Finally I can begin to fulfill the promise I made last August to point out a few of the things that are really wrong with Mathematics without Apologies. The diagram reproduced above is taken from an article Langlands wrote when the editor invited him to contribute an article on mathematical beauty to the volume cited above, with the title The Many Faces of Beauty. (In the summer of 2011 I was invited to contribute an article on mathematical beauty to an issue of the Portland-based literary journal Tin House with the title Beauty. So Langlands and I have at least that in common.) The diagram lists “the names of some of the better-known creators of the concepts” that contributed to the solution by Andrew Wiles of Fermat’s Last Theorem, which Langlands chooses as the starting point of his account of the theory of algebraic equations and, ultimately, automorphic forms.
One will have noticed that all the names belong to men, practically all of them European. This is a problematic feature of the hierarchical nature of mathematics, but it’s not my topic today. The question instead is Who speaks for mathematics? which (it seems to me) is at least implicit in Piper Harron’s identification of the oppressiveness of mathematical hierarchy. Much to my regret, MWA did not break with the convention of quoting the reflections of Giants and Supergiants and those most visible among our contemporary colleagues, the people whose names appear in lists and diagrams like the one copied above. Thus the question Who speaks for mathematics? is answered by pointing to those who occupy the most prominent positions in the (oppressive?) hierarchy.
This is in part due to the unsystematic nature of my research and in part due to structural features of the hierarchy, which I emphasize on p. 39, in what I have already identified as the key passage in Chapter 2:
We’ll see throughout the book quotations by Giants and Supergiants in which they conflate their own private opinions and feelings with the norms and values of mathematical research, seemingly unaware that the latter might benefit from more systematic examination. One of the premises of this chapter is that the generous licence granted hieratic figures is of epistemological as well as ethical import.
My own experiments with the expression of what appear to be my private opinions resemble this model only superficially and only because they conform to the prevailing model for writing about mathematics. My friend’s point was that even my modest level of charisma entitles me not only to say in public whatever nonsense comes into my head…
In other words, it’s much easier to be quoted if you have published your thoughts in the first place, and it’s much easier to get your thoughts published if you are identified as a consequential mathematician. I don’t know how to overcome this (possibly oppressive) characteristic of the mathematical hierarchy, and it’s one of the main reasons I am hoping sociologists will pay closer attention to mathematics.
Having said that, I should dispel any notion that Langlands took advantage of his mathematical eminence, in the article from which Diagram B is taken, to write “whatever nonsense” came into his head. On the contrary, while the modesty of his intentions is evident throughout, there is no nonsense but rather a good deal of profound and unconventional thinking about the nature of our vocation. So I will take the risk of promoting the (oppressive?) hierarchy once again and encourage you all to read the article, if you have not done so already; and I will quote a few of its more memorable passages.

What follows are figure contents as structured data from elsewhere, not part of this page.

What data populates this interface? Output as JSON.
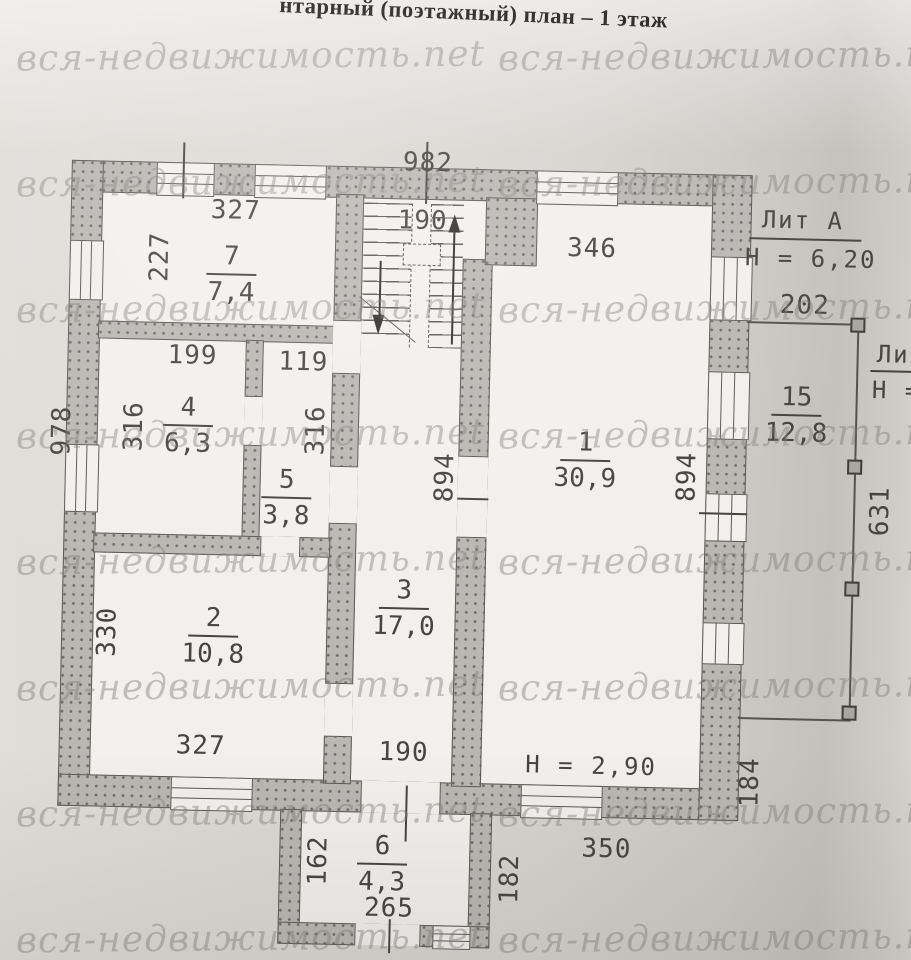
{
  "title": "нтарный (поэтажный) план – 1 этаж",
  "watermark": {
    "text": "вся-недвижимость.net"
  },
  "rooms": {
    "r1": {
      "number": "1",
      "area": "30,9"
    },
    "r2": {
      "number": "2",
      "area": "10,8"
    },
    "r3": {
      "number": "3",
      "area": "17,0"
    },
    "r4": {
      "number": "4",
      "area": "6,3"
    },
    "r5": {
      "number": "5",
      "area": "3,8"
    },
    "r6": {
      "number": "6",
      "area": "4,3"
    },
    "r7": {
      "number": "7",
      "area": "7,4"
    },
    "r15": {
      "number": "15",
      "area": "12,8"
    }
  },
  "dims": {
    "overall_top": "982",
    "room7_top": "327",
    "hall_top": "190",
    "room1_top": "346",
    "room7_left": "227",
    "room4_top": "199",
    "room5_top": "119",
    "room4_left": "316",
    "room5_right": "316",
    "overall_left": "978",
    "hall_right": "894",
    "room1_right": "894",
    "room2_left": "330",
    "room2_bottom": "327",
    "hall_bottom": "190",
    "room6_left": "162",
    "room6_bottom": "265",
    "room6_right": "182",
    "bottom_right": "350",
    "right_lower": "184",
    "porch_top": "202",
    "porch_right": "631"
  },
  "annotations": {
    "building_liter": "Лит А",
    "building_height": "Н = 6,20",
    "room1_height": "Н = 2,90",
    "porch_liter": "Лит",
    "porch_height": "Н ="
  },
  "colors": {
    "wall": "#b9b7b2",
    "line": "#55534f",
    "ink": "#45443f",
    "paper": "#d8d5d0",
    "drawing_paper": "#f2f0ec",
    "watermark": "#8a8782"
  }
}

On his own limitations and uncertainties:
I learned, as I became a mathematician, too many of the wrong things and too few of the right things. Only slowly and inadequately, over the years, have I understood, in any meaningful sense, what the penetrating insights of the past were. Even less frequently have I discovered anything serious on my own. Although I certainly have reflected often, and with all the resources at my disposal, on the possibilities for the future, I am still full of uncertainties.
On the effects of (what MWA calls) charisma:
Because of the often fortuitous composition of the faculty of the more popular graduate schools, some extremely technical aspects are familiar to many people, others known to almost none. This is inevitable.
On Proposition 78 of Book X of Euclid’s Elements:
This is a complicated statement that needs explanation. Even after its meaning is clear, one is at first astonished that any rational individual could find the statement of interest. This was also the response of the eminent sixteenth century Flemish mathematician Simon Stevin…
On the beauty of Galois theory:
What cannot be sufficiently emphasized in a conference on aesthetics and in a lecture on mathematics and beauty is that whatever beauty the symmetries expressed by these correspondences have, it is not visual. The examples described in the context of cyclotomy will have revealed this.
On cooperation — and charisma! — in mathematics:
Like the Church, but in contrast to the arts, mathematics is a joint effort. The joint effort may be, as with the influence of one mathematician on those who follow, realized over time and between different generations — and it is this that seems to me the more edifying — but it may also be simultaneous, a result, for better or worse, of competition or cooperation. Both are instinctive and not always pernicious but they are also given at present too much encouragement: cooperation by the nature of the current financial support; competition by prizes and other attempts of mathematicians to draw attention to themselves and to mathematics.